Бедный Москов-Яуды потупил очи и краснел, извиняясь и называя г. Бакеева даже «господин консул», а не г. Бакеев.

Воля ли Божья была на то, или такое особое стечение обстоятельств, только отец мой и я, мы во всем и везде стояли на пути этому очень сведущему в языках и трудолюбивому, но все-таки неспособному, ничтожному и даже несколько низкому молодому человеку! Со временем эти отношения приняли характер настоящей ненависти и явной борьбы, которая кончилась для меня полным торжеством.

Меня, ученика неопытного и застенчивого, какая-то незримая, но сильная волна житейского течения приподнимала и как бы приносила к порогу русских и к русскому консульству.

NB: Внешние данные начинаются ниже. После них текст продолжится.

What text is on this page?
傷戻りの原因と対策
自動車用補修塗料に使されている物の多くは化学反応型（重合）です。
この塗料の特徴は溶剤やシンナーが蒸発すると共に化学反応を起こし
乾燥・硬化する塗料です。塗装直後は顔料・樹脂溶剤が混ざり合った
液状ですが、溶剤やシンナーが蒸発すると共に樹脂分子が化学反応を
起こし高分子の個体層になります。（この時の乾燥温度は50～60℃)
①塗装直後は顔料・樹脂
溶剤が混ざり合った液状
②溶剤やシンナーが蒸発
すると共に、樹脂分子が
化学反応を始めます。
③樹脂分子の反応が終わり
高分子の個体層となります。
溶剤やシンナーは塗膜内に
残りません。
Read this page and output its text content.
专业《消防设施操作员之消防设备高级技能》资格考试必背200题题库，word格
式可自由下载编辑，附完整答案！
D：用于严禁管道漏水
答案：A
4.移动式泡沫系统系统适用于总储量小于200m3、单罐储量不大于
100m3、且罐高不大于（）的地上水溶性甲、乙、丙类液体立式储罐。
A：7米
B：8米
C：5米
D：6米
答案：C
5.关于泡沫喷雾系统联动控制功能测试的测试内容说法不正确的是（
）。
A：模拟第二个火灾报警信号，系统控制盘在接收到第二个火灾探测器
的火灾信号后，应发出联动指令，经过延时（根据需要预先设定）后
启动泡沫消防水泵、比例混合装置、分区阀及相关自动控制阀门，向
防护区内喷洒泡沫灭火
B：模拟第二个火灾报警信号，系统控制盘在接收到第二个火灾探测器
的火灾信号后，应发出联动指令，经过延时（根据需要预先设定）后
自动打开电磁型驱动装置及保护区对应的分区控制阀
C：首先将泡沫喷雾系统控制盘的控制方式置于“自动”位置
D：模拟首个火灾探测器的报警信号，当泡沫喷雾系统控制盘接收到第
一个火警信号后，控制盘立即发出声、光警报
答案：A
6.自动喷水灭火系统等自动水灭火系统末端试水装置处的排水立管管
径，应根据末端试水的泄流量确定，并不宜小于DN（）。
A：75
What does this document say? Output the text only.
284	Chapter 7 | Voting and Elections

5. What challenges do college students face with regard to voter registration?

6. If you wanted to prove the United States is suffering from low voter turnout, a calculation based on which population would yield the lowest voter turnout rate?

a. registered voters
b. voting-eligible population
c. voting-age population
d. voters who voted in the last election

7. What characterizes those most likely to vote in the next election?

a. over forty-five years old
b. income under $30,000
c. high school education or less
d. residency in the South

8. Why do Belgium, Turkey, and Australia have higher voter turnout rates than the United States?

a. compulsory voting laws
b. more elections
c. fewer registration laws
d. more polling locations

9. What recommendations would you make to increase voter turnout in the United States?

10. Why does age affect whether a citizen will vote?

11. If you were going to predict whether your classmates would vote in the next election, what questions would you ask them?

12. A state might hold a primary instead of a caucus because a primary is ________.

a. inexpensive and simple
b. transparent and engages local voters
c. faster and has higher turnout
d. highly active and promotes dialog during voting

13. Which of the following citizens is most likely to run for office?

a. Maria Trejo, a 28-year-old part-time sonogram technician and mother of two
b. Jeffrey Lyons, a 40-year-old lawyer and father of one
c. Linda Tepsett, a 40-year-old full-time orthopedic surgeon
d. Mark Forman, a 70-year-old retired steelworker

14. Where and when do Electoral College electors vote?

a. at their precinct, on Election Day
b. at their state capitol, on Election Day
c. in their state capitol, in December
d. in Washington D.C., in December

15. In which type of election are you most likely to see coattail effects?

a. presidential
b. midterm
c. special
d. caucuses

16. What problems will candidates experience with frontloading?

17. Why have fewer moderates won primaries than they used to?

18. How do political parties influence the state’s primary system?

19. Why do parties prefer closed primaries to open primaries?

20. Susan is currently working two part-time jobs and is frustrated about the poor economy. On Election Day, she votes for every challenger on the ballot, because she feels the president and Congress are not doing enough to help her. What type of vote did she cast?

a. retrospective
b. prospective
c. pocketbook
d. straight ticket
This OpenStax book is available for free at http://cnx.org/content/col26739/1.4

Еще до возвращения отца моего и г. Благова как будто мне чувствовалось, что я уже теперь не просто райя беззащитный, а сын русского драгомана, который в Порте может сделать при случае больше самого консула, и воспоминание об этом часто, как богу Гермесу, окрыляло мне ноги и хоть на минуту, но приподнимало меня от земли смелостью и гордостью. Оставаясь все эллином, я почти русский теперь!.. Никто меня не обидит!.. Как это прекрасно и утешительно! думал я… Я сказал: «какая-то незримая волна житейского течения»… Да! Это было до такой степени справедливо, что я сам, почти и не замечая того, еще тогда, почти ребенком, начал делать дела… и в митрополии, и в консульствах, и в самой Порте… высокой и страшной Порте… И показалось мне очень скоро многое не так уже высоко и не через силу страшно!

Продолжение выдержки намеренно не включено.